Parce que, comme la démarche initiatique, la marche sur la route des étoiles est orientée vers la Lumière et vers toutes les directions du monde. C’est, par exemple, ce qu’enseigne le Christ au portail de Vézelay et dans d’autres lieux. C’est ce que montrent les différentes déambulations rituelles de la liturgie.

Parce qu’il est chemin de perfection qui mène celui qui le marche de la position de disciple - celui qui suit, celui qui apprend (Jacques le Mineur) - à celle d’apôtre - celui qui est envoyé, celui qui enseigne (Jacques le Majeur). C’est là l’évolution qui conduit de l’apprentissage à la maîtrise.

Parce qu’il est découverte, ou redécouverte, de la double nécessité d’une identité - non d’une égalité - et d’une continuité absolue et permanente entre le Principe et la manifestation. Identité, continuité, permanence...absolus sans quoi le Principe ne saurait être l’Universel. C’est ce qu'enseigne, me semble-t-il, la voie symbolique qui conduit, à travers l’étude des symboles, à re-connaître, dans la diversité, la présence du « tout-un ».

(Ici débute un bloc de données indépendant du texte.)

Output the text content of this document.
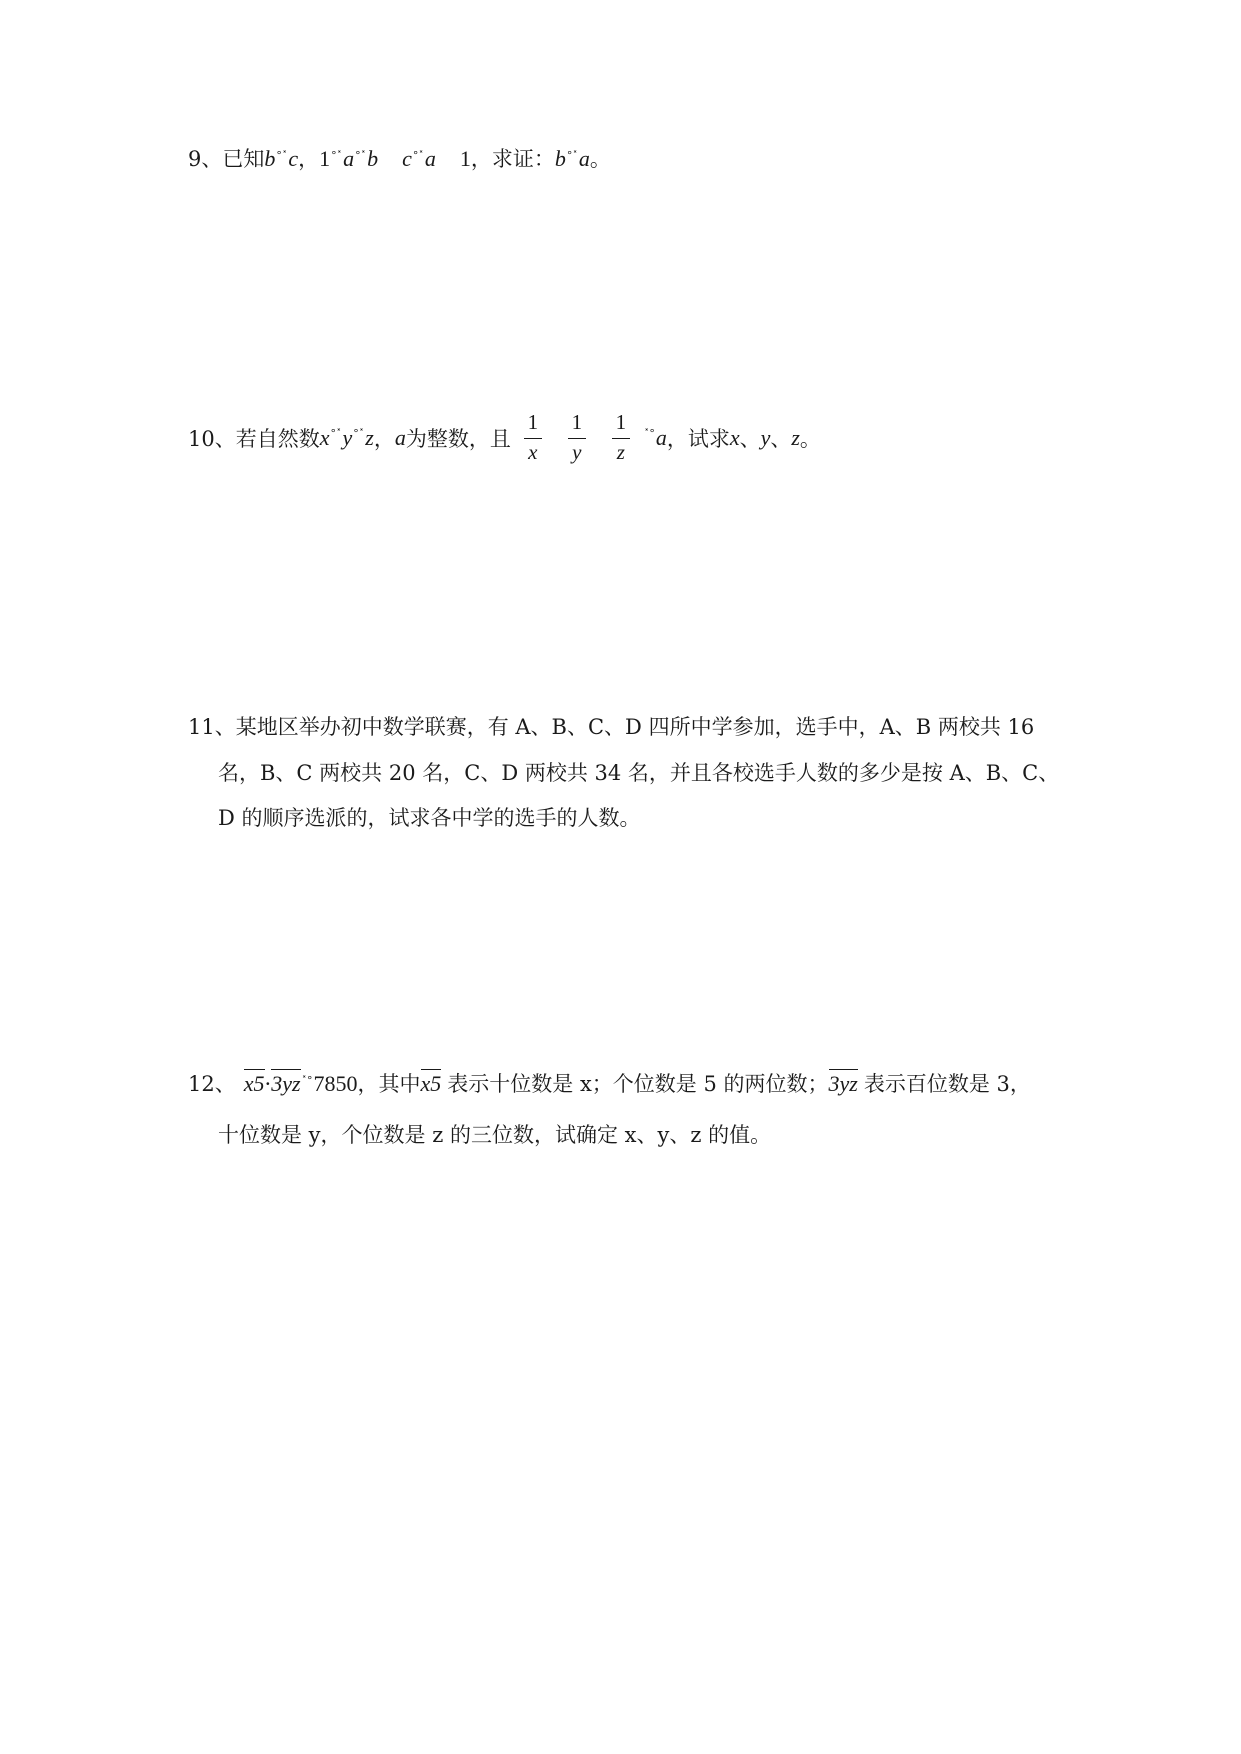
9、已知b°˟c，1°˟a°˟b c°˟a 1，求证：b°˟a。
10、若自然数x°˟y°˟z，a为整数，且 $\frac{1}{x} \frac{1}{y} \frac{1}{z} ^{˟^\circ}a$，试求x、y、z。
11、某地区举办初中数学联赛，有 A、B、C、D 四所中学参加，选手中，A、B 两校共 16
名，B、C 两校共 20 名，C、D 两校共 34 名，并且各校选手人数的多少是按 A、B、C、
D 的顺序选派的，试求各中学的选手的人数。
12、 x5·3yz˟°7850，其中x5 表示十位数是 x；个位数是 5 的两位数；3yz 表示百位数是 3，
十位数是 y，个位数是 z 的三位数，试确定 x、y、z 的值。
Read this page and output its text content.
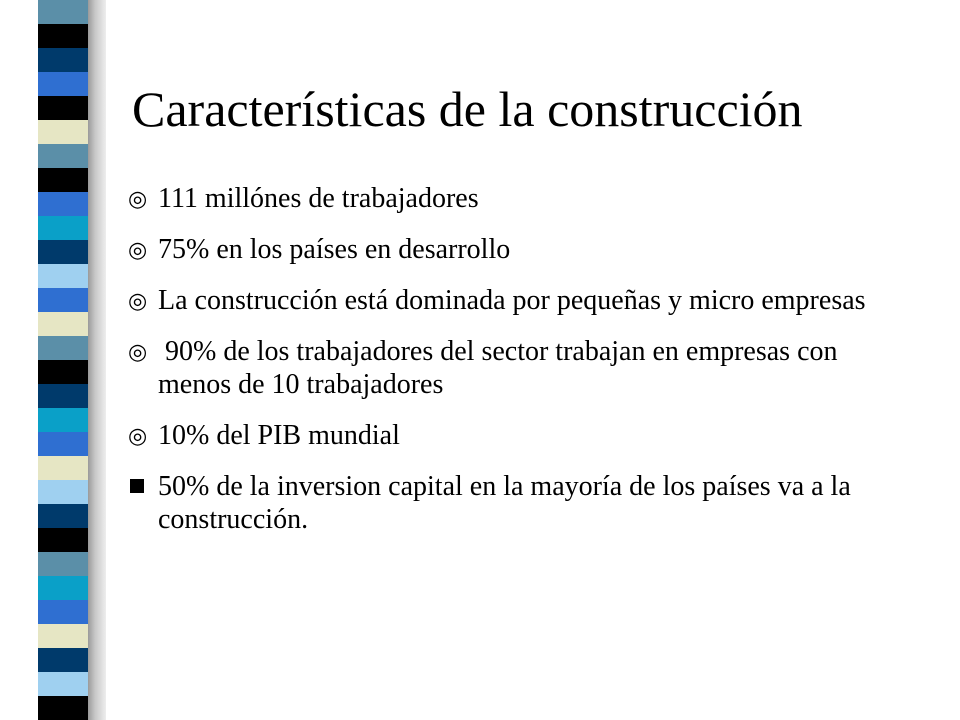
Características de la construcción
◎ 111 millónes de trabajadores
◎ 75% en los países en desarrollo
◎ La construcción está dominada por pequeñas y micro empresas
◎ 90% de los trabajadores del sector trabajan en empresas con menos de 10 trabajadores
◎ 10% del PIB mundial
50% de la inversion capital en la mayoría de los países va a la construcción.
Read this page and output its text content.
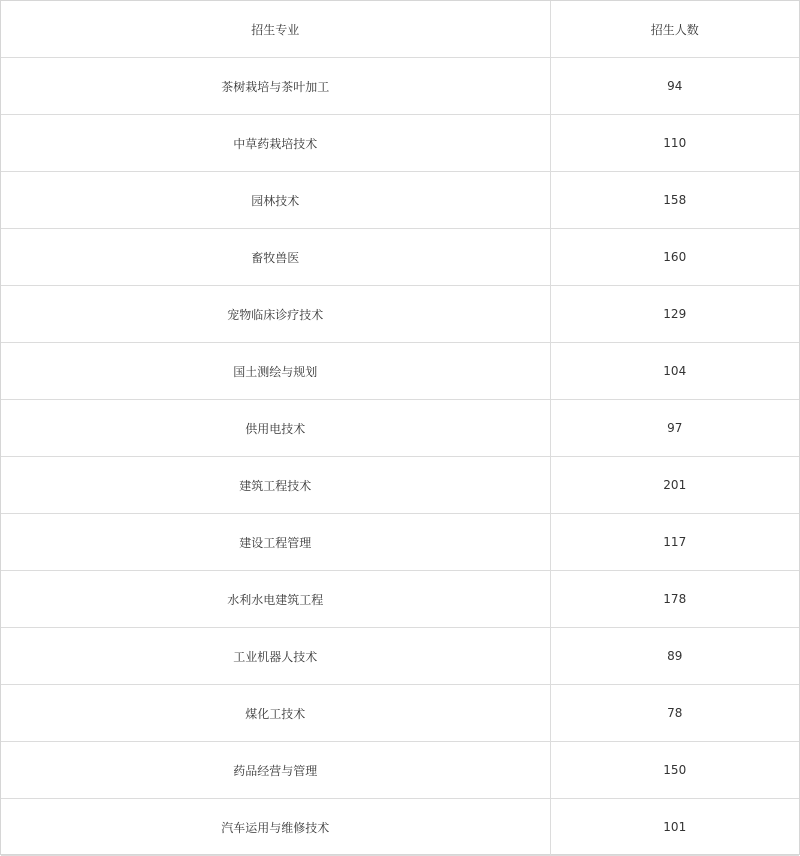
招生专业	招生人数
茶树栽培与茶叶加工	94
中草药栽培技术	110
园林技术	158
畜牧兽医	160
宠物临床诊疗技术	129
国土测绘与规划	104
供用电技术	97
建筑工程技术	201
建设工程管理	117
水利水电建筑工程	178
工业机器人技术	89
煤化工技术	78
药品经营与管理	150
汽车运用与维修技术	101
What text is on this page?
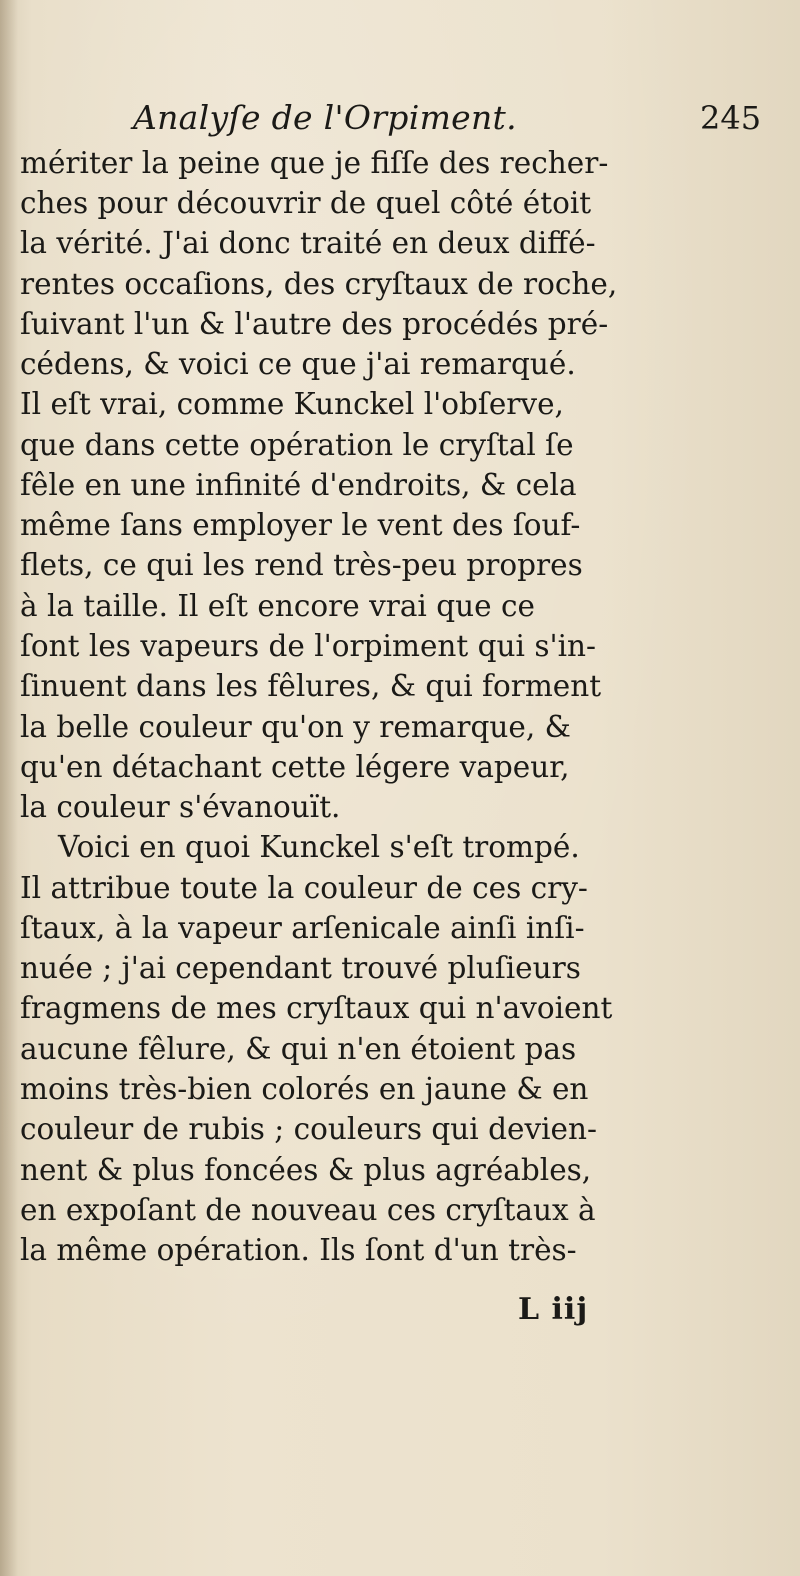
Analyſe de l'Orpiment.	245
mériter la peine que je fiſſe des recher-
ches pour découvrir de quel côté étoit
la vérité. J'ai donc traité en deux diffé-
rentes occaſions, des cryſtaux de roche,
ſuivant l'un & l'autre des procédés pré-
cédens, & voici ce que j'ai remarqué.
Il eſt vrai, comme Kunckel l'obſerve,
que dans cette opération le cryſtal ſe
fêle en une infinité d'endroits, & cela
même ſans employer le vent des ſouf-
flets, ce qui les rend très-peu propres
à la taille. Il eſt encore vrai que ce
ſont les vapeurs de l'orpiment qui s'in-
ſinuent dans les fêlures, & qui forment
la belle couleur qu'on y remarque, &
qu'en détachant cette légere vapeur,
la couleur s'évanouït.
Voici en quoi Kunckel s'eſt trompé.
Il attribue toute la couleur de ces cry-
ſtaux, à la vapeur arſenicale ainſi inſi-
nuée ; j'ai cependant trouvé pluſieurs
fragmens de mes cryſtaux qui n'avoient
aucune fêlure, & qui n'en étoient pas
moins très-bien colorés en jaune & en
couleur de rubis ; couleurs qui devien-
nent & plus foncées & plus agréables,
en expoſant de nouveau ces cryſtaux à
la même opération. Ils ſont d'un très-
L iij
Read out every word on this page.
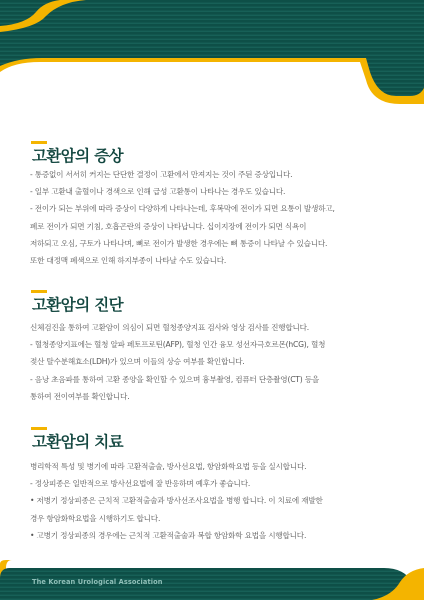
고환암의 증상
- 통증없이 서서히 커지는 단단한 결정이 고환에서 만져지는 것이 주된 증상입니다.
- 일부 고환내 출혈이나 경색으로 인해 급성 고환통이 나타나는 경우도 있습니다.
- 전이가 되는 부위에 따라 증상이 다양하게 나타나는데, 후복막에 전이가 되면 요통이 발생하고,
폐로 전이가 되면 기침, 호흡곤란의 증상이 나타납니다. 십이지장에 전이가 되면 식욕이
저하되고 오심, 구토가 나타나며, 뼈로 전이가 발생한 경우에는 뼈 통증이 나타날 수 있습니다.
또한 대정맥 폐색으로 인해 하지부종이 나타날 수도 있습니다.
고환암의 진단
신체검진을 통하여 고환암이 의심이 되면 혈청종양지표 검사와 영상 검사를 진행합니다.
- 혈청종양지표에는 혈청 알파 페토프로틴(AFP), 혈청 인간 융모 성선자극호르몬(hCG), 혈청
젖산 탈수분해효소(LDH)가 있으며 이들의 상승 여부를 확인합니다.
- 음낭 초음파를 통하여 고환 종양을 확인할 수 있으며 흉부촬영, 컴퓨터 단층촬영(CT) 등을
통하여 전이여부를 확인합니다.
고환암의 치료
병리학적 특성 및 병기에 따라 고환적출술, 방사선요법, 항암화학요법 등을 실시합니다.
- 정상피종은 일반적으로 방사선요법에 잘 반응하며 예후가 좋습니다.
• 저병기 정상피종은 근치적 고환적출술과 방사선조사요법을 병행 합니다. 이 치료에 재발한
경우 항암화학요법을 시행하기도 합니다.
• 고병기 정상피종의 경우에는 근치적 고환적출술과 복합 항암화학 요법을 시행합니다.
The Korean Urological Association
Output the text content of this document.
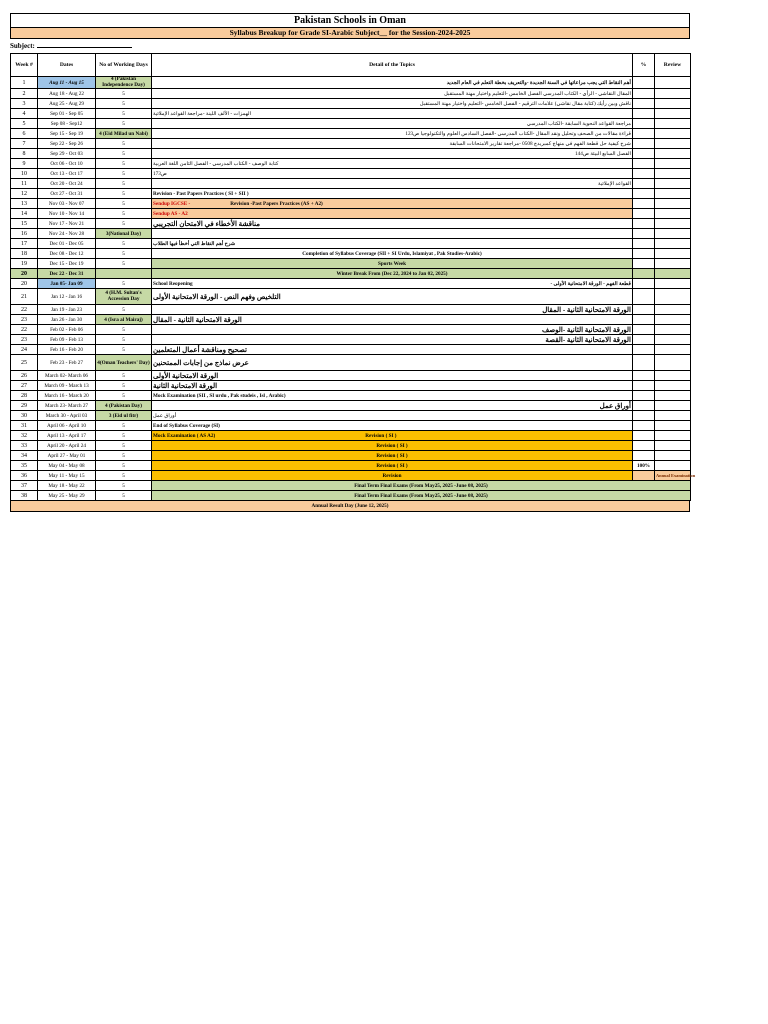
Pakistan Schools in Oman
Syllabus Breakup for Grade SI-Arabic Subject__ for the Session-2024-2025
Subject:
Week #	Dates	No of Working Days	Detail of the Topics	%	Review
1	Aug 11 - Aug 15	4 (Pakistan Independence Day)	أهم النقاط التي يجب مراعاتها في السنة الجديدة -والتعريف بخطة التعلم في العام الجديد		
2	Aug 18 - Aug 22	5	المقال النقاشي - الرأي - الكتاب المدرسي الفصل الخامس -التعليم واختيار مهنة المستقبل		
3	Aug 25 - Aug 29	5	ناقش وبين رأيك (كتابة مقال نقاشي) علامات الترقيم - الفصل الخامس -التعليم واختيار مهنة المستقبل		
4	Sep 01 - Sep 05	5	الهمزات - الألف اللينة -مراجعة القواعد الإملائية		
5	Sep 08 - Sep12	5	مراجعة القواعد النحوية السابقة -الكتاب المدرسي		
6	Sep 15 - Sep 19	4 (Eid Milad un Nabi)	قراءة مقالات من الصحف وتحليل ونقد المقال -الكتاب المدرسي -الفصل السادس العلوم والتكنولوجيا ص123		
7	Sep 22 - Sep 26	5	شرح كيفية حل قطعة الفهم في منهاج كمبريدج 0508 -مراجعة تقارير الامتحانات السابقة		
8	Sep 29 - Oct 03	5	الفصل السابع البيئة ص144		
9	Oct 06 - Oct 10	5	كتابة الوصف - الكتاب المدرسي - الفصل الثامن اللغة العربية		
10	Oct 13 - Oct 17	5	ص173		
11	Oct 20 - Oct 24	5	القواعد الإملائية		
12	Oct 27 - Oct 31	5	Revision - Past Papers Practices ( SI + SII )		
13	Nov 03 - Nov 07	5	Sendup IGCSE - Revision -Past Papers Practices (AS + A2)		
14	Nov 10 - Nov 14	5	Sendup AS - A2		
15	Nov 17 - Nov 21	5	مناقشة الأخطاء في الامتحان التجريبي		
16	Nov 24 - Nov 28	3(National Day)			
17	Dec 01 - Dec 05	5	شرح أهم النقاط التي أخطأ فيها الطلاب		
18	Dec 08 - Dec 12	5	Completion of Syllabus Coverage (SII + SI Urdu, Islamiyat , Pak Studies-Arabic)		
19	Dec 15 - Dec 19	5	Sports Week		
20	Dec 22 - Dec 31		Winter Break From (Dec 22, 2024 to Jan 02, 2025)		
20	Jan 05- Jan 09	5	School Reopening قطعة الفهم - الورقة الامتحانية الأولى -		

21	Jan 12 - Jan 16	4 (H.M. Sultan's Accession Day	التلخيص وفهم النص - الورقة الامتحانية الأولى		
22	Jan 19 - Jan 23	5	الورقة الامتحانية الثانية - المقال		
23	Jan 26 - Jan 30	4 (Isra al Mairaj)	الورقة الامتحانية الثانية - المقال		
22	Feb 02 - Feb 06	5	الورقة الامتحانية الثانية -الوصف		
23	Feb 09 - Feb 13	5	الورقة الامتحانية الثانية -القصة		
24	Feb 16 - Feb 20	5	تصحيح ومناقشة أعمال المتعلمين		
25	Feb 23 - Feb 27	4(Oman Teachers' Day)	عرض نماذج من إجابات الممتحنين		
26	March 02- March 06	5	الورقة الامتحانية الأولى		
27	March 09 - March 13	5	الورقة الامتحانية الثانية		
28	March 16 - March 20	5	Mock Examination (SII , SI urdu , Pak studeis , Isl , Arabic)		
29	March 23- March 27	4 (Pakistan Day)	أوراق عمل		
30	March 30 - April 03	3 (Eid ul fitr)	أوراق عمل		
31	April 06 - April 10	5	End of Syllabus Coverage (SI)		
32	April 13 - April 17	5	Mock Examination ( AS A2) Revision ( SI )		
33	April 20 - April 24	5	Revision ( SI )		
34	April 27 - May 01	5	Revision ( SI )		
35	May 04 - May 08	5	Revision ( SI )	100%	
36	May 11 - May 15	5	Revision		Annual Examination
37	May 18 - May 22	5	Final Term Final Exams (From May25, 2025 -June 08, 2025)		
38	May 25 - May 29	5	Final Term Final Exams (From May25, 2025 -June 08, 2025)		
Annual Result Day (June 12, 2025)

Parce que, comme la voie initiatique, comme la voie monastique, comme la voie du devoir, comme celle des entreprises humaines c’est un chemin difficile sur lequel on ne peut s’engager qu’au risque de se perdre. Prend-il des risques celui qui ne se complaît qu’aux douceurs des petits chemins de plaine ? Et quel est le risque de celui qui cherche la Lumière vers les sommets ?
 
Parce qu’il est douceur et violence. Comme la communauté initiatique ou religieuse, comme l'entreprise c’est un cocon propice à la réflexion, à la recherche de l’harmonie, à l’échange fraternel entre celui qui chemine et le monde qui l’entoure. C’est aussi un lieu d’affrontement, de combat. Contre soi-même, contre la nature et les éléments, contre les autres aussi pour préserver son propre espace. C’est quelques fois le lieu de l’urgence où l’action prime en attaque et en défense.

Je pourrais encore poursuivre. Mais ici, avant de conclure, je préfère laisser parler le Chemin à travers une phrase empruntée à une documentation trouvée sur la voie des étoiles : « Le pèlerin, dit ce document, reviendra du « Finis Terrae » (la fin des terres) proche de « Compostelle » (le séjour après la mort) avec la certitude qu’il y a abordé l’annonce de l’infini, de l’au-delà de l’océan et qu’il y est un peu préparé... Il n’a plus dès lors qu’à attendre que l’étoile vienne se fixer au lieu du départ pour le grand voyage, le vrai ».
Entre mai et juillet 1997, j’ai mis mes pas dans les pas de millions de pèlerins. J’ai vu leur œuvre unir le ciel et la terre. Nulle part sur le chemin je n’ai vu l’empreinte de leur nom. Que ce témoignage soit l’hommage qu’à travers l’espace et le temps leur rend un pèlerin moderne. Ils ont écrit un livre qui, pour être muet dans ses apparences, n’en est pas moins le témoignage vivant et toujours actuel de la Tradition.

Alors « ULTREIA », plus loin, toujours plus loin. Ce n’est pas parce que le prochain est au bout de notre main qu’il ne faut pas aller le trouver au bout du monde. Ce n’est pas parce que le Principe est partout qu’il ne faut pas aller le chercher ailleurs.